The word “Ur” is an ancient word that means “city.” In Pakistan, the traditional meaning of the name Peshawar (Pesha-Ur) is “City of the Border,” suggesting the meaning of “border” for the Hebrew word “P-SH.” If that is correct, then the Pishon (P-SH + ON) translates to “River of the Border” or “Border River,” an apt name for the river that marked the southern border of the antediluvian land of Havilah.

The Land Of Abel

The region associated with the Pishon, or the “Border River,” is Havilah. The suffix “-AH” appears in Semitic languages in several names of geographical regions, such as Aravah (the region between the Dead Sea and the Gulf of Aqaba) or Tihamah (the lowland of south-western Arabia, between Habi and Jizan). Therefore we are justified in reading Havilah as “Havil Land” or the “Land of Havil.” Havil (pronounced Ha-veel) is Arabic for Abel, thus making Havilah the “Land of Abel.”

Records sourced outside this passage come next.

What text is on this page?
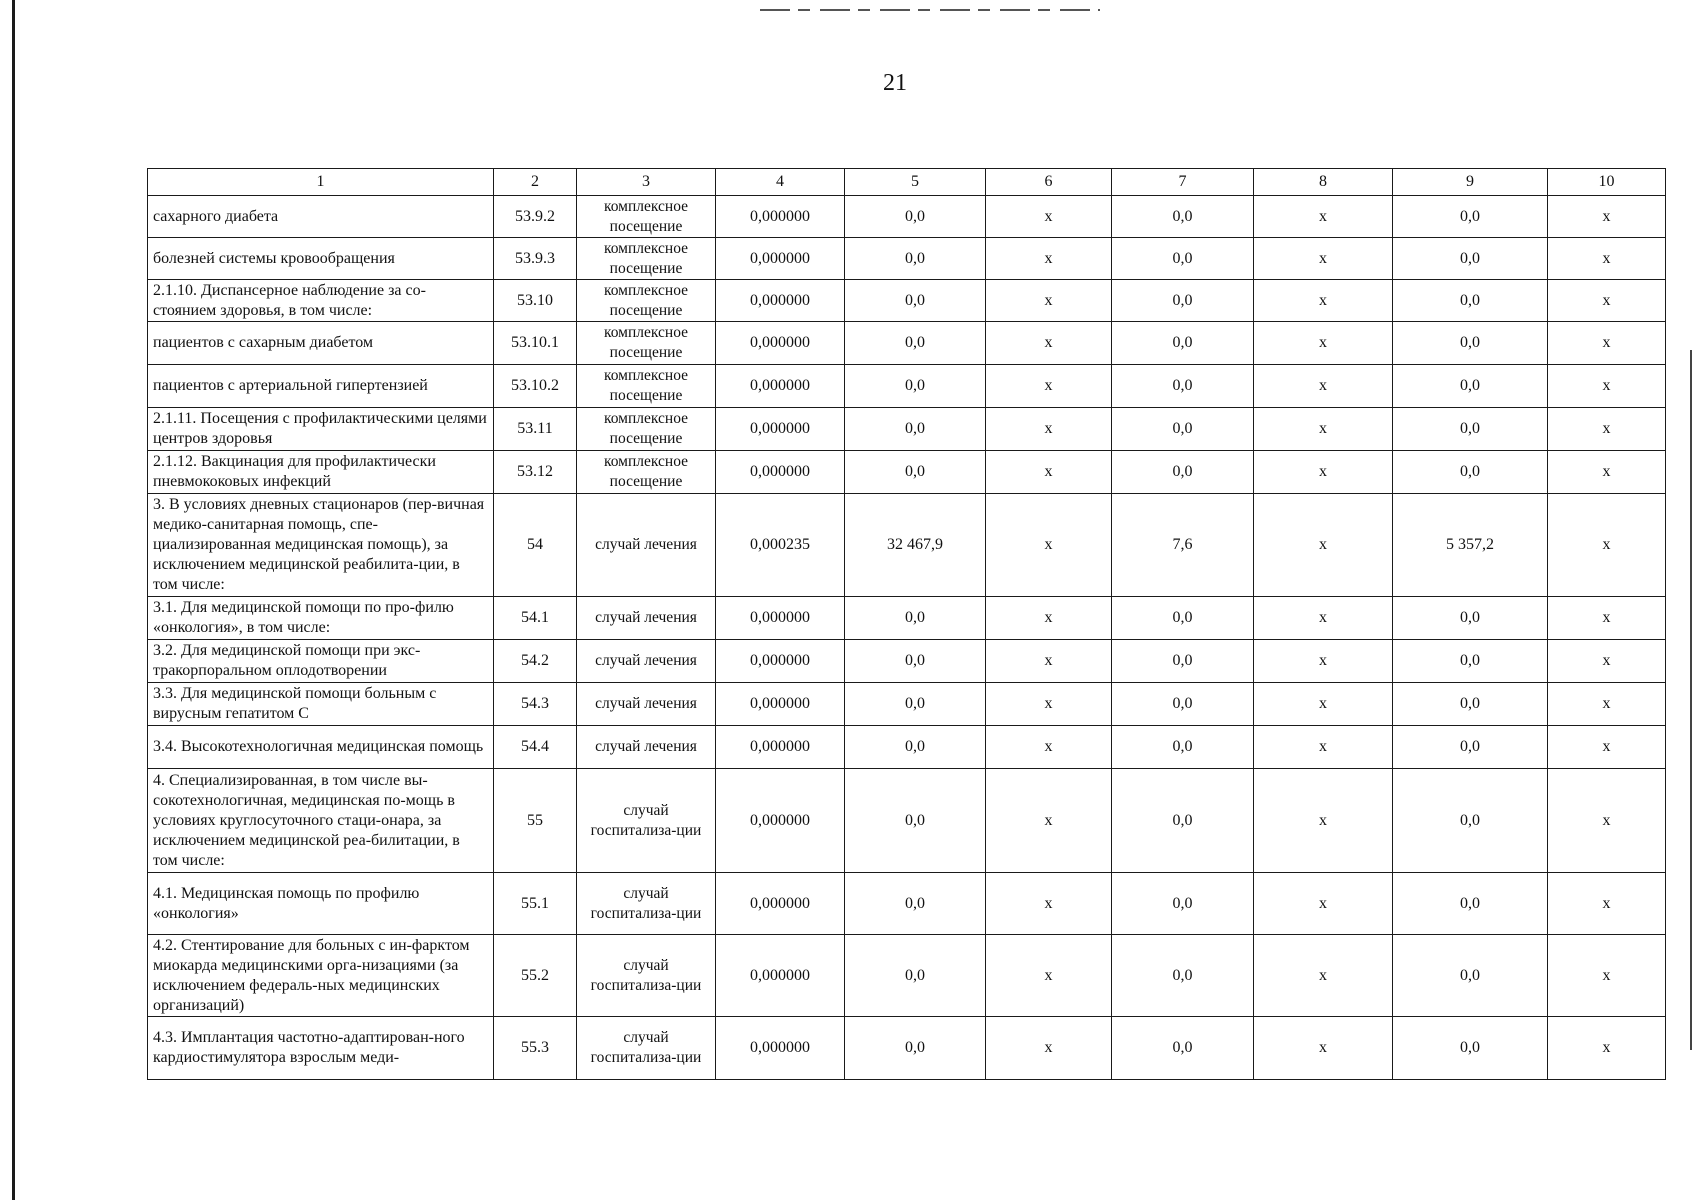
21
1	2	3	4	5	6	7	8	9	10
сахарного диабета	53.9.2	комплексное посещение	0,000000	0,0	х	0,0	х	0,0	х
болезней системы кровообращения	53.9.3	комплексное посещение	0,000000	0,0	х	0,0	х	0,0	х
2.1.10. Диспансерное наблюдение за со-стоянием здоровья, в том числе:	53.10	комплексное посещение	0,000000	0,0	х	0,0	х	0,0	х
пациентов с сахарным диабетом	53.10.1	комплексное посещение	0,000000	0,0	х	0,0	х	0,0	х
пациентов с артериальной гипертензией	53.10.2	комплексное посещение	0,000000	0,0	х	0,0	х	0,0	х
2.1.11. Посещения с профилактическими целями центров здоровья	53.11	комплексное посещение	0,000000	0,0	х	0,0	х	0,0	х
2.1.12. Вакцинация для профилактически пневмококовых инфекций	53.12	комплексное посещение	0,000000	0,0	х	0,0	х	0,0	х
3. В условиях дневных стационаров (пер-вичная медико-санитарная помощь, спе-циализированная медицинская помощь), за исключением медицинской реабилита-ции, в том числе:	54	случай лечения	0,000235	32 467,9	х	7,6	х	5 357,2	х
3.1. Для медицинской помощи по про-филю «онкология», в том числе:	54.1	случай лечения	0,000000	0,0	х	0,0	х	0,0	х
3.2. Для медицинской помощи при экс-тракорпоральном оплодотворении	54.2	случай лечения	0,000000	0,0	х	0,0	х	0,0	х
3.3. Для медицинской помощи больным с вирусным гепатитом С	54.3	случай лечения	0,000000	0,0	х	0,0	х	0,0	х
3.4. Высокотехнологичная медицинская помощь	54.4	случай лечения	0,000000	0,0	х	0,0	х	0,0	х
4. Специализированная, в том числе вы-сокотехнологичная, медицинская по-мощь в условиях круглосуточного стаци-онара, за исключением медицинской реа-билитации, в том числе:	55	случай госпитализа-ции	0,000000	0,0	х	0,0	х	0,0	х
4.1. Медицинская помощь по профилю «онкология»	55.1	случай госпитализа-ции	0,000000	0,0	х	0,0	х	0,0	х
4.2. Стентирование для больных с ин-фарктом миокарда медицинскими орга-низациями (за исключением федераль-ных медицинских организаций)	55.2	случай госпитализа-ции	0,000000	0,0	х	0,0	х	0,0	х
4.3. Имплантация частотно-адаптирован-ного кардиостимулятора взрослым меди-	55.3	случай госпитализа-ции	0,000000	0,0	х	0,0	х	0,0	х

A shadow of the word Havilah survives in the name of Afghanistan’s capital city, Kabul, considered by locals to be the most ancient city in the world. In a wide range of ancient languages, the “Ka” represents the soul or life force. The Bible says “the life of the flesh is in the blood” (Leviticus 17:11).

When God confronted Cain, He told him that “the voice of your brother’s blood is crying to me from the ground” (Genesis 4:10, Hebrews 11:4). Therefore, Kabul (Ka-Abel) may be interpreted as meaning “(the place of) the blood of Abel,” that is, the burial place of the murdered son of Adam and Eve.

We see another glimpse of Havilah in I Chronicles 5:26 as one of the three identifying geographical features of the land where Sargon II deported the Ten Tribes of Israel: a land named Halah, with a city named Habor and a river named Gozan. Halah is a shortened version of Havilah, Gozan is the Gihon, and Habor is a linguisitic variation of Kabol, the Persian name for Kabul.

If Kabul and the surrounding area of Afghanistan was in fact the location of antediluvian Havilah, then we’re one step closer to finding the location of the Garden of Eden. As for Abel’s children, the fact that Adam wrote specifically of the land of Havilah, or “Abel’s Land,” strongly indicates there were people living there.

Who would these people be, if not Abel’s family and their descendants? While the Bible goes on to focus on the Sethite line, and to a lesser degree the Cainites in Genesis chapter 5, yet another branch of the human race lived on in antediluvian Havilah until the Flood came: the Abelites.